Many of us love a good cup of tea, but research suggests we may not be brewing our tea long enough to appreciate it at its best, and we might even be damaging our health in the process.
A study from the University of London showed that 40% of tea drinkers aren’t leaving the tea to infuse for the two minutes it requires to reach its optimum flavour; this might also mean that they are putting themselves at risk by consistently drinking their tea at a harmfully high temperature.
The Link Between Hot Black Tea and Oesophageal Cancer
Researchers at the University of Tehran have conducted a study which examines the link between drinking hot black tea and oesophageal cancer. They compared the tea-drinking habits of 300 participants with oesophageal cancer against those of people without the disease.
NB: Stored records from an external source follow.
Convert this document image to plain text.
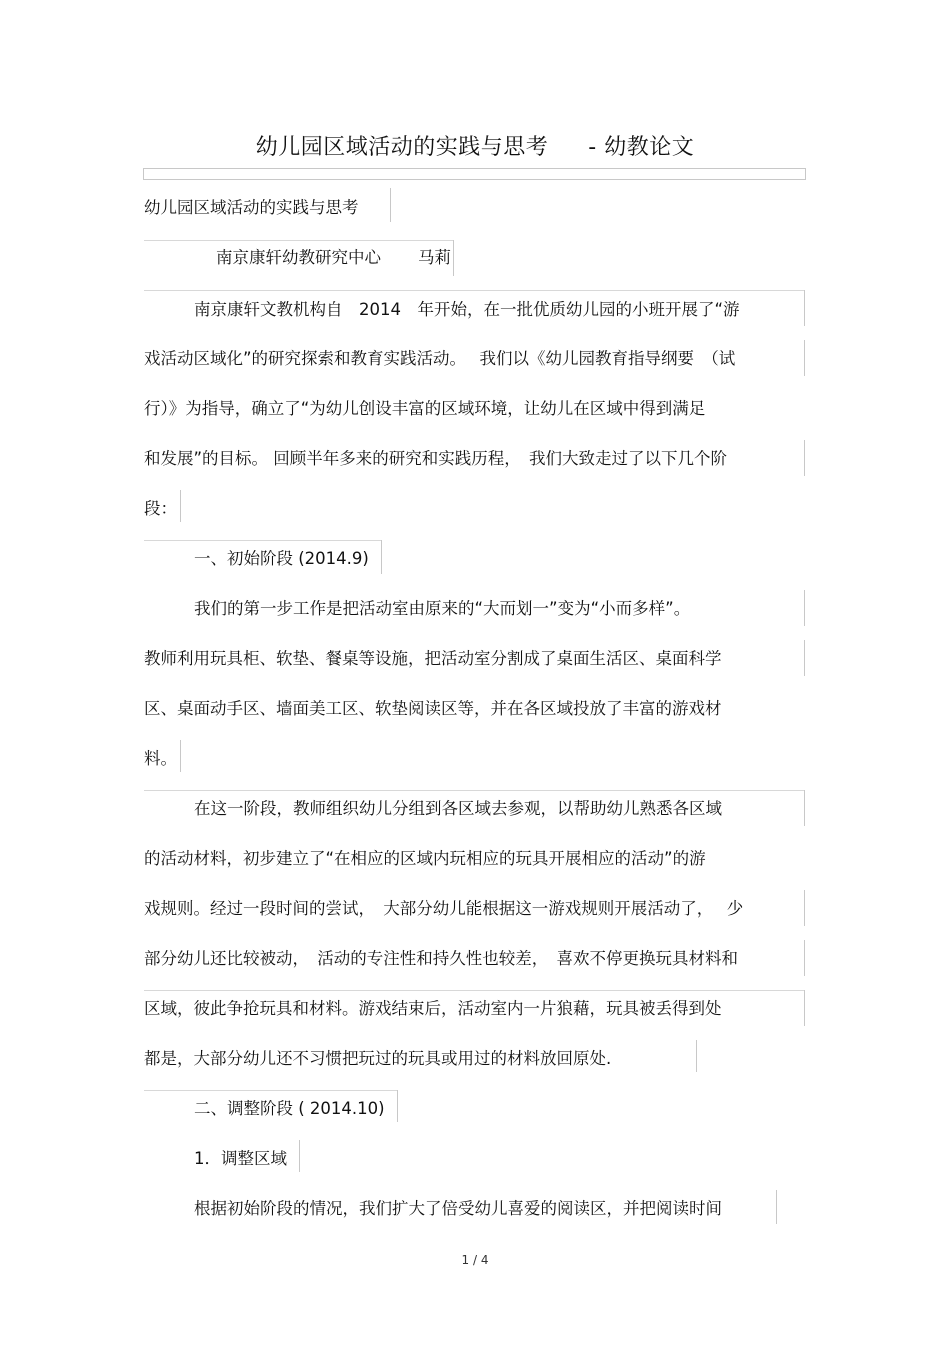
幼儿园区域活动的实践与思考 - 幼教论文
幼儿园区域活动的实践与思考
南京康轩幼教研究中心 马莉
南京康轩文教机构自　2014　年开始，在一批优质幼儿园的小班开展了“游
戏活动区域化”的研究探索和教育实践活动。　 我们以《幼儿园教育指导纲要　（试
行）》为指导，确立了“为幼儿创设丰富的区域环境，让幼儿在区域中得到满足
和发展”的目标。 回顾半年多来的研究和实践历程，　我们大致走过了以下几个阶
段：
一、初始阶段 (2014.9)
我们的第一步工作是把活动室由原来的“大而划一”变为“小而多样”。
教师利用玩具柜、软垫、餐桌等设施，把活动室分割成了桌面生活区、桌面科学
区、桌面动手区、墙面美工区、软垫阅读区等，并在各区域投放了丰富的游戏材
料。
在这一阶段，教师组织幼儿分组到各区域去参观，以帮助幼儿熟悉各区域
的活动材料，初步建立了“在相应的区域内玩相应的玩具开展相应的活动”的游
戏规则。经过一段时间的尝试，　大部分幼儿能根据这一游戏规则开展活动了，　 少
部分幼儿还比较被动，　活动的专注性和持久性也较差，　喜欢不停更换玩具材料和
区域，彼此争抢玩具和材料。游戏结束后，活动室内一片狼藉，玩具被丢得到处
都是，大部分幼儿还不习惯把玩过的玩具或用过的材料放回原处.
二、调整阶段 ( 2014.10)
1．调整区域
根据初始阶段的情况，我们扩大了倍受幼儿喜爱的阅读区，并把阅读时间
1 / 4
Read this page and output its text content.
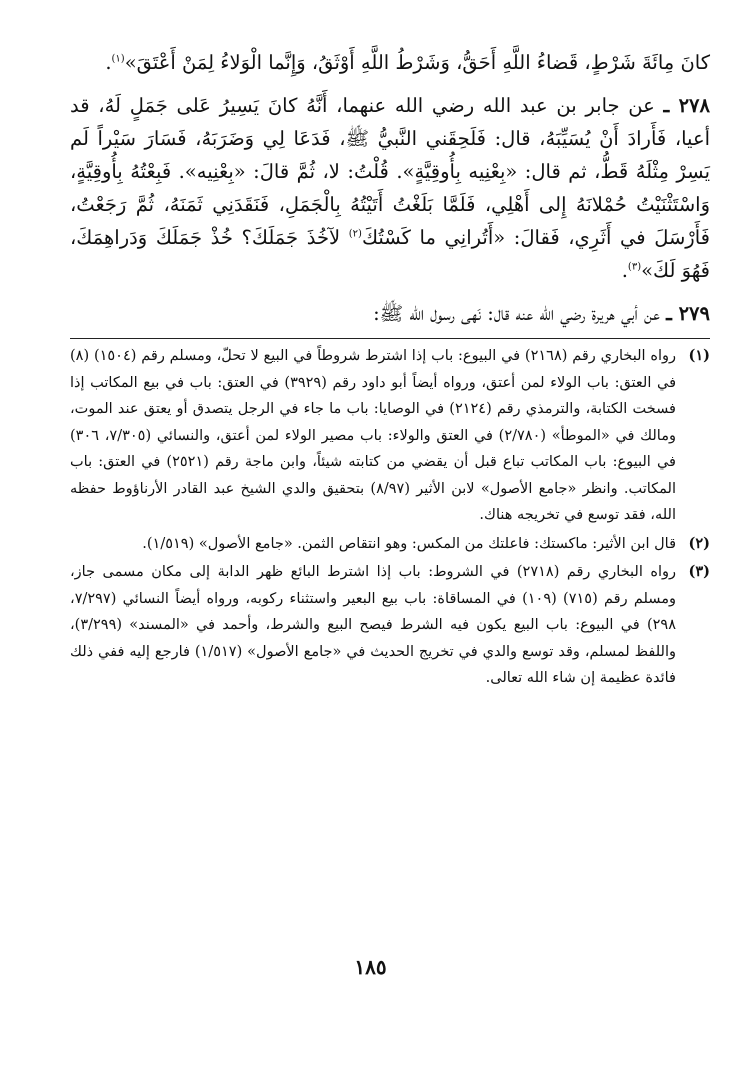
كانَ مِائَةَ شَرْطٍ، قَضاءُ اللَّهِ أَحَقُّ، وَشَرْطُ اللَّهِ أَوْثَقُ، وَإِنَّما الْوَلاءُ لِمَنْ أَعْتَقَ»$^{(١)}$.

٢٧٨ ـ عن جابر بن عبد الله رضي الله عنهما، أَنَّهُ كانَ يَسِيرُ عَلى جَمَلٍ لَهُ، قد أعيا، فَأَرادَ أَنْ يُسَيِّبَهُ، قال: فَلَحِقَني النَّبيُّ ﷺ، فَدَعَا لِي وَضَرَبَهُ، فَسَارَ سَيْراً لَم يَسِرْ مِثْلَهُ قَطُّ، ثم قال: «بِعْنِيه بِأُوقِيَّةٍ». قُلْتُ: لا، ثُمَّ قالَ: «بِعْنِيه». فَبِعْتُهُ بِأُوقِيَّةٍ، وَاسْتَثْنَيْتُ حُمْلانَهُ إِلى أَهْلِي، فَلَمَّا بَلَغْتُ أَتَيْتُهُ بِالْجَمَلِ، فَنَقَدَنِي ثَمَنَهُ، ثُمَّ رَجَعْتُ، فَأَرْسَلَ في أَثَرِي، فَقالَ: «أَتُرانِي ما كَسْتُكَ$^{(٢)}$ لآخُذَ جَمَلَكَ؟ خُذْ جَمَلَكَ وَدَراهِمَكَ، فَهُوَ لَكَ»$^{(٣)}$.

٢٧٩ ـ عن أبي هريرة رضي الله عنه قال: نَهى رسول الله ﷺ:

(١)
رواه البخاري رقم (٢١٦٨) في البيوع: باب إذا اشترط شروطاً في البيع لا تحلّ، ومسلم رقم (١٥٠٤) (٨) في العتق: باب الولاء لمن أعتق، ورواه أيضاً أبو داود رقم (٣٩٢٩) في العتق: باب في بيع المكاتب إذا فسخت الكتابة، والترمذي رقم (٢١٢٤) في الوصايا: باب ما جاء في الرجل يتصدق أو يعتق عند الموت، ومالك في «الموطأ» (٢/٧٨٠) في العتق والولاء: باب مصير الولاء لمن أعتق، والنسائي (٧/٣٠٥، ٣٠٦) في البيوع: باب المكاتب تباع قبل أن يقضي من كتابته شيئاً، وابن ماجة رقم (٢٥٢١) في العتق: باب المكاتب. وانظر «جامع الأصول» لابن الأثير (٨/٩٧) بتحقيق والدي الشيخ عبد القادر الأرناؤوط حفظه الله، فقد توسع في تخريجه هناك.

(٢)
قال ابن الأثير: ماكستك: فاعلتك من المكس: وهو انتقاص الثمن. «جامع الأصول» (١/٥١٩).

(٣)
رواه البخاري رقم (٢٧١٨) في الشروط: باب إذا اشترط البائع ظهر الدابة إلى مكان مسمى جاز، ومسلم رقم (٧١٥) (١٠٩) في المساقاة: باب بيع البعير واستثناء ركوبه، ورواه أيضاً النسائي (٧/٢٩٧، ٢٩٨) في البيوع: باب البيع يكون فيه الشرط فيصح البيع والشرط، وأحمد في «المسند» (٣/٢٩٩)، واللفظ لمسلم، وقد توسع والدي في تخريج الحديث في «جامع الأصول» (١/٥١٧) فارجع إليه ففي ذلك فائدة عظيمة إن شاء الله تعالى.

١٨٥
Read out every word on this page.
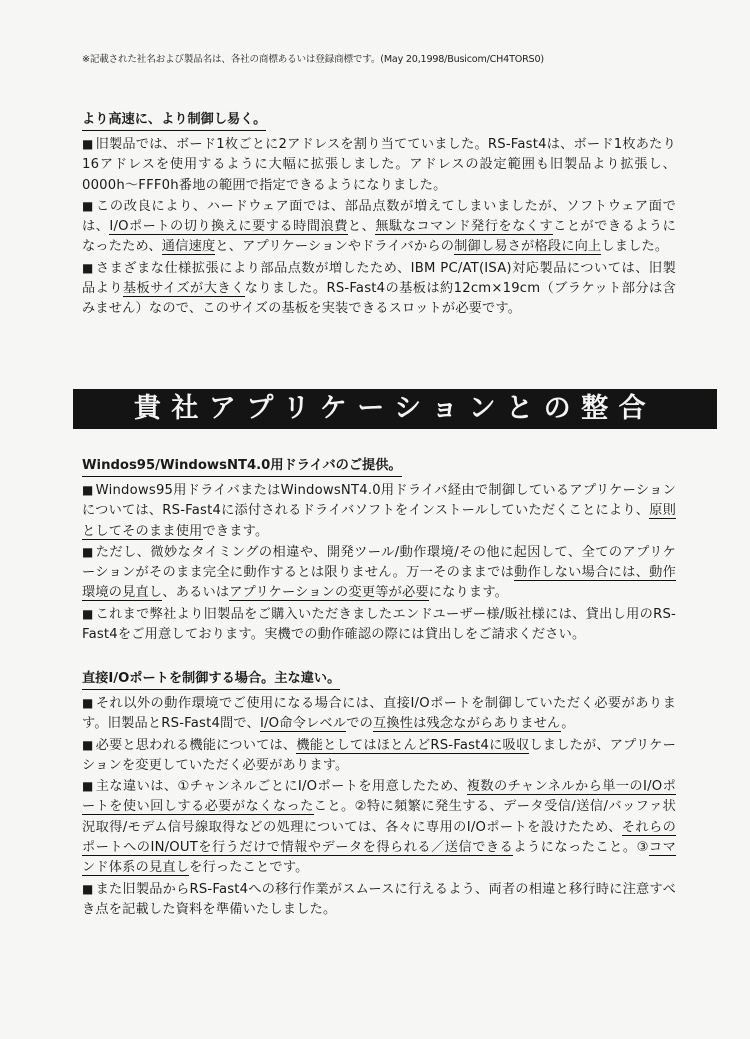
※記載された社名および製品名は、各社の商標あるいは登録商標です。(May 20,1998/Busicom/CH4TORS0)
より高速に、より制御し易く。

■ 旧製品では、ボード1枚ごとに2アドレスを割り当てていました。RS-Fast4は、ボード1枚あたり16アドレスを使用するように大幅に拡張しました。アドレスの設定範囲も旧製品より拡張し、0000h〜FFF0h番地の範囲で指定できるようになりました。

■ この改良により、ハードウェア面では、部品点数が増えてしまいましたが、ソフトウェア面では、I/Oポートの切り換えに要する時間浪費と、無駄なコマンド発行をなくすことができるようになったため、通信速度と、アプリケーションやドライバからの制御し易さが格段に向上しました。

■ さまざまな仕様拡張により部品点数が増したため、IBM PC/AT(ISA)対応製品については、旧製品より基板サイズが大きくなりました。RS-Fast4の基板は約12cm×19cm（ブラケット部分は含みません）なので、このサイズの基板を実装できるスロットが必要です。

貴社アプリケーションとの整合
Windos95/WindowsNT4.0用ドライバのご提供。

■ Windows95用ドライバまたはWindowsNT4.0用ドライバ経由で制御しているアプリケーションについては、RS-Fast4に添付されるドライバソフトをインストールしていただくことにより、原則としてそのまま使用できます。

■ ただし、微妙なタイミングの相違や、開発ツール/動作環境/その他に起因して、全てのアプリケーションがそのまま完全に動作するとは限りません。万一そのままでは動作しない場合には、動作環境の見直し、あるいはアプリケーションの変更等が必要になります。

■ これまで弊社より旧製品をご購入いただきましたエンドユーザー様/販社様には、貸出し用のRS-Fast4をご用意しております。実機での動作確認の際には貸出しをご請求ください。

直接I/Oポートを制御する場合。主な違い。

■ それ以外の動作環境でご使用になる場合には、直接I/Oポートを制御していただく必要があります。旧製品とRS-Fast4間で、I/O命令レベルでの互換性は残念ながらありません。

■ 必要と思われる機能については、機能としてはほとんどRS-Fast4に吸収しましたが、アプリケーションを変更していただく必要があります。

■ 主な違いは、①チャンネルごとにI/Oポートを用意したため、複数のチャンネルから単一のI/Oポートを使い回しする必要がなくなったこと。②特に頻繁に発生する、データ受信/送信/バッファ状況取得/モデム信号線取得などの処理については、各々に専用のI/Oポートを設けたため、それらのポートへのIN/OUTを行うだけで情報やデータを得られる／送信できるようになったこと。③コマンド体系の見直しを行ったことです。

■ また旧製品からRS-Fast4への移行作業がスムースに行えるよう、両者の相違と移行時に注意すべき点を記載した資料を準備いたしました。
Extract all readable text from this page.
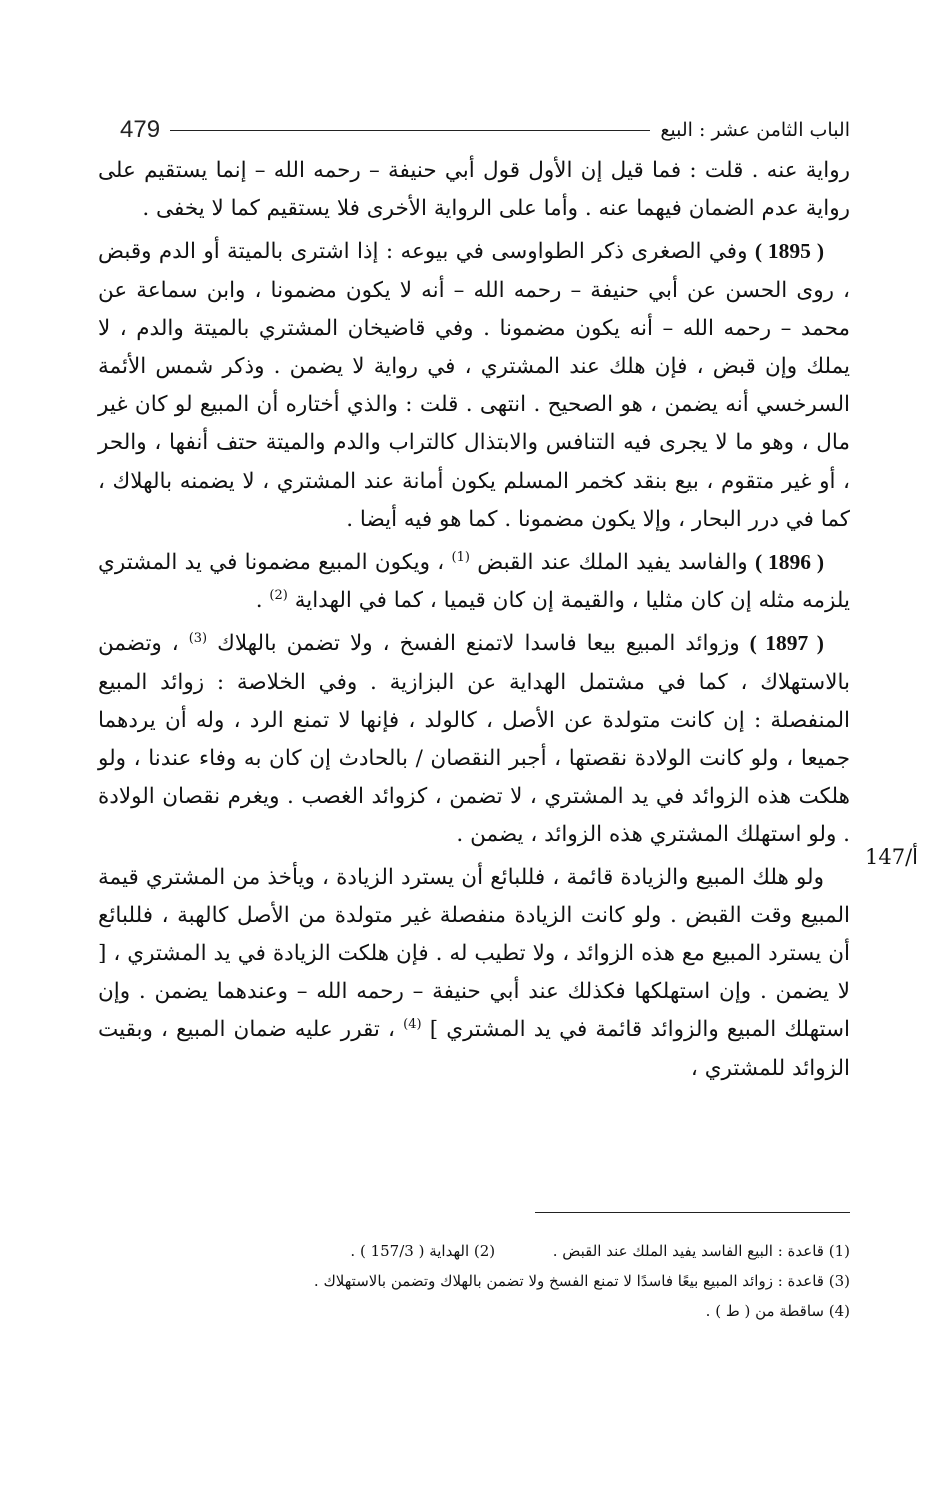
479	الباب الثامن عشر : البيع
147/أ

رواية عنه . قلت : فما قيل إن الأول قول أبي حنيفة – رحمه الله – إنما يستقيم على رواية عدم الضمان فيهما عنه . وأما على الرواية الأخرى فلا يستقيم كما لا يخفى .

( 1895 ) وفي الصغرى ذكر الطواوسى في بيوعه : إذا اشترى بالميتة أو الدم وقبض ، روى الحسن عن أبي حنيفة – رحمه الله – أنه لا يكون مضمونا ، وابن سماعة عن محمد – رحمه الله – أنه يكون مضمونا . وفي قاضيخان المشتري بالميتة والدم ، لا يملك وإن قبض ، فإن هلك عند المشتري ، في رواية لا يضمن . وذكر شمس الأئمة السرخسي أنه يضمن ، هو الصحيح . انتهى . قلت : والذي أختاره أن المبيع لو كان غير مال ، وهو ما لا يجرى فيه التنافس والابتذال كالتراب والدم والميتة حتف أنفها ، والحر ، أو غير متقوم ، بيع بنقد كخمر المسلم يكون أمانة عند المشتري ، لا يضمنه بالهلاك ، كما في درر البحار ، وإلا يكون مضمونا . كما هو فيه أيضا .

( 1896 ) والفاسد يفيد الملك عند القبض $^{(1)}$ ، ويكون المبيع مضمونا في يد المشتري يلزمه مثله إن كان مثليا ، والقيمة إن كان قيميا ، كما في الهداية $^{(2)}$ .

( 1897 ) وزوائد المبيع بيعا فاسدا لاتمنع الفسخ ، ولا تضمن بالهلاك $^{(3)}$ ، وتضمن بالاستهلاك ، كما في مشتمل الهداية عن البزازية . وفي الخلاصة : زوائد المبيع المنفصلة : إن كانت متولدة عن الأصل ، كالولد ، فإنها لا تمنع الرد ، وله أن يردهما جميعا ، ولو كانت الولادة نقصتها ، أجبر النقصان / بالحادث إن كان به وفاء عندنا ، ولو هلكت هذه الزوائد في يد المشتري ، لا تضمن ، كزوائد الغصب . ويغرم نقصان الولادة . ولو استهلك المشتري هذه الزوائد ، يضمن .

ولو هلك المبيع والزيادة قائمة ، فللبائع أن يسترد الزيادة ، ويأخذ من المشتري قيمة المبيع وقت القبض . ولو كانت الزيادة منفصلة غير متولدة من الأصل كالهبة ، فللبائع أن يسترد المبيع مع هذه الزوائد ، ولا تطيب له . فإن هلكت الزيادة في يد المشتري ، [ لا يضمن . وإن استهلكها فكذلك عند أبي حنيفة – رحمه الله – وعندهما يضمن . وإن استهلك المبيع والزوائد قائمة في يد المشتري ] $^{(4)}$ ، تقرر عليه ضمان المبيع ، وبقيت الزوائد للمشتري ،

(1) قاعدة : البيع الفاسد يفيد الملك عند القبض .  (2) الهداية ( 157/3 ) .
(3) قاعدة : زوائد المبيع بيعًا فاسدًا لا تمنع الفسخ ولا تضمن بالهلاك وتضمن بالاستهلاك .
(4) ساقطة من ( ط ) .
Almost all of the participants were regular tea-drinkers, and they consumed an average of more than a litre per day.
The study, which was published in the British Medical Journal, found that drinking tea at a temperature of 70c or above increased the risk of oesophageal cancer by eight times compared to drinking it at 65c or below. Drinking tea less than two minutes after it was poured was also linked to a five times higher cancer risk, compared to drinking it four minutes after pouring.
Henry Sharpe, a consultant ear, nose and throat surgeon at East Kent Hospitals University NHS Foundation Trust, explained that the increased risk might be a response to damage caused to the oesophagus lining by these high temperatures. “This damage means cells have to be regenerated. When that happens, cells can sometimes go haywire, triggering cancer. The same thing happens with acid reflux, when the oesophagus is constantly exposed to acid splashing up the gullet.”
Adding Milk To Your Tea
Whilst oesophageal cancer affects 8000 people in Britain every year, it’s unclear precisely how this research affects those of us who have milk in our tea, which is much more traditional in the UK than in Tehran. In Europe, oesophageal cancer tends to be associated with smoking, obesity and alcohol more than hot drinks.
Adding cold milk to tea may well be useful in reducing the temperature and eliminating the risk of harm. It might still be useful to take the advice of this research and be patient with our hot drinks, leaving them to cool and develop flavour, especially for those who drink herbal or fruit teas.
Dr Steven Mann, consultant gastroenterologist at Barnet Hospital says: “The temperature and the speed at which the drink is ingested are the culprits, rather than the tea.”